When developing this blog I promised myself I wouldn’t bog down readers with boring details. After all, not everyone is a tax enthusiast! And while many readers may initially want to avoid this topic completely, be assured that it’s crucial to understand some tax benefit basics if you’re going to be a successful passive investor.


Before we begin, I’d like to post a disclaimer: We’re not a tax advisory firm and we refer all general tax-related real estate questions from investors back to their individual accountants.
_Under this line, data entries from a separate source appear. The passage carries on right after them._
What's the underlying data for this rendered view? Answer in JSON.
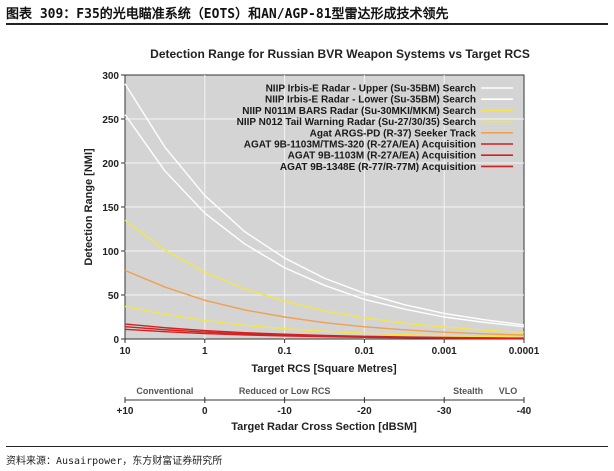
{
  "header": {
    "caption": "图表 309：F35的光电瞄准系统（EOTS）和AN/AGP-81型雷达形成技术领先"
  },
  "footer": {
    "source": "资料来源：Ausairpower，东方财富证券研究所"
  },
  "colors": {
    "plot_bg": "#d4d4d4",
    "grid": "#f4f4f4",
    "white": "#ffffff",
    "yellow": "#f2e64a",
    "orange": "#f0a050",
    "red": "#d42020"
  },
  "chart_data": {
    "type": "line",
    "title": "Detection Range for Russian BVR Weapon Systems vs Target RCS",
    "xlabel": "Target RCS [Square Metres]",
    "ylabel": "Detection Range [NMI]",
    "x_scale": "log",
    "x_reversed": true,
    "xlim": [
      10,
      0.0001
    ],
    "ylim": [
      0,
      300
    ],
    "grid": true,
    "legend_position": "top-right",
    "x_ticks": [
      {
        "value": 10,
        "label": "10"
      },
      {
        "value": 1,
        "label": "1"
      },
      {
        "value": 0.1,
        "label": "0.1"
      },
      {
        "value": 0.01,
        "label": "0.01"
      },
      {
        "value": 0.001,
        "label": "0.001"
      },
      {
        "value": 0.0001,
        "label": "0.0001"
      }
    ],
    "y_ticks": [
      0,
      50,
      100,
      150,
      200,
      250,
      300
    ],
    "x": [
      10,
      3.162,
      1,
      0.3162,
      0.1,
      0.03162,
      0.01,
      0.003162,
      0.001,
      0.0003162,
      0.0001
    ],
    "series": [
      {
        "name": "NIIP Irbis-E Radar - Upper (Su-35BM) Search",
        "color": "white",
        "values": [
          290,
          218,
          163,
          122,
          92,
          69,
          52,
          39,
          29,
          22,
          16
        ]
      },
      {
        "name": "NIIP Irbis-E Radar - Lower (Su-35BM) Search",
        "color": "white",
        "values": [
          255,
          191,
          143,
          108,
          81,
          61,
          45,
          34,
          25,
          19,
          14
        ]
      },
      {
        "name": "NIIP N011M BARS Radar (Su-30MKI/MKM) Search",
        "color": "yellow",
        "values": [
          135,
          101,
          76,
          57,
          43,
          32,
          24,
          18,
          13.5,
          10,
          7.6
        ]
      },
      {
        "name": "NIIP N012 Tail Warning Radar (Su-27/30/35) Search",
        "color": "yellow",
        "values": [
          37,
          28,
          21,
          15.6,
          11.7,
          8.8,
          6.6,
          4.9,
          3.7,
          2.8,
          2.1
        ]
      },
      {
        "name": "Agat ARGS-PD (R-37) Seeker Track",
        "color": "orange",
        "values": [
          78,
          59,
          44,
          33,
          25,
          18.5,
          13.9,
          10.4,
          7.8,
          5.9,
          4.4
        ]
      },
      {
        "name": "AGAT 9B-1103M/TMS-320 (R-27A/EA) Acquisition",
        "color": "red",
        "values": [
          17,
          12.8,
          9.6,
          7.2,
          5.4,
          4,
          3,
          2.3,
          1.7,
          1.3,
          1
        ]
      },
      {
        "name": "AGAT 9B-1103M (R-27A/EA) Acquisition",
        "color": "red",
        "values": [
          14,
          10.5,
          7.9,
          5.9,
          4.4,
          3.3,
          2.5,
          1.9,
          1.4,
          1.05,
          0.8
        ]
      },
      {
        "name": "AGAT 9B-1348E (R-77/R-77M) Acquisition",
        "color": "red",
        "values": [
          11,
          8.3,
          6.2,
          4.6,
          3.5,
          2.6,
          2,
          1.5,
          1.1,
          0.8,
          0.6
        ]
      }
    ],
    "secondary_axis": {
      "label": "Target Radar Cross Section [dBSM]",
      "ticks": [
        {
          "value": 10,
          "label": "+10"
        },
        {
          "value": 0,
          "label": "0"
        },
        {
          "value": -10,
          "label": "-10"
        },
        {
          "value": -20,
          "label": "-20"
        },
        {
          "value": -30,
          "label": "-30"
        },
        {
          "value": -40,
          "label": "-40"
        }
      ],
      "categories": [
        {
          "label": "Conventional",
          "db": 5
        },
        {
          "label": "Reduced or Low RCS",
          "db": -10
        },
        {
          "label": "Stealth",
          "db": -33
        },
        {
          "label": "VLO",
          "db": -38
        }
      ]
    }
  }
}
Some investors seek real estate investment opportunities due to the tax advantages that may come from debt write off and lass due to depreciation, but we don’t include any assumptions about these tax advantages in our projections.


The beauty in real estate, and why it’s my absolute favorite investment vehicle, is unparalleled tax benefits that significantly reduce my tax bill (sometimes to zero!). So let’s start --there are several key topics you’ll need to familiarize yourself with. To make them easy to understand, I’ll identify and explain each one.


First thing First: What is Capital Gains?


Understanding capital gains is important as it impacts your taxable income as a real estate investor. When the property is sold at the end of the business plan for a higher price than what you bought the property for, the gains from the sale are distributed to passive investors. The IRS classifies the profit from that sale as “long-term capital gains”.

Here’s the new tax laws for 2019:



Use Depreciation to Lower Your Taxable Income

You’ve heard the term a hundred times, but a simple definition is that depreciation is the amount that can be deducted from income each year as the depreciable items at the multifamily property age. The IRS classifies each depreciable item accord to its “useful life”. Investors can deduct the full cost of the item over that period of time.


The best way to understand this concept is by example. According to the IRS, the useful life of real estate is 27.5 years. With straight-line depreciation, you can deduct equal amounts each year. As the annual deduction is the cost of the property divided by its useful life, the annul depreciation on an apartment building valued at $5,000,000 is $5,000,000 divided by 27.5 years, or $181,818 per year. That means that instead of paying tax for, say, $300,000 from the property’s income, investors will pay only $300,000- $181,818 or $118,181. When you invest in a syndication, you get your pro rate share of the depreciation, and can deduct it not only against your income from the property, but also from other sources of income. Isn’t that a beautiful mechanism?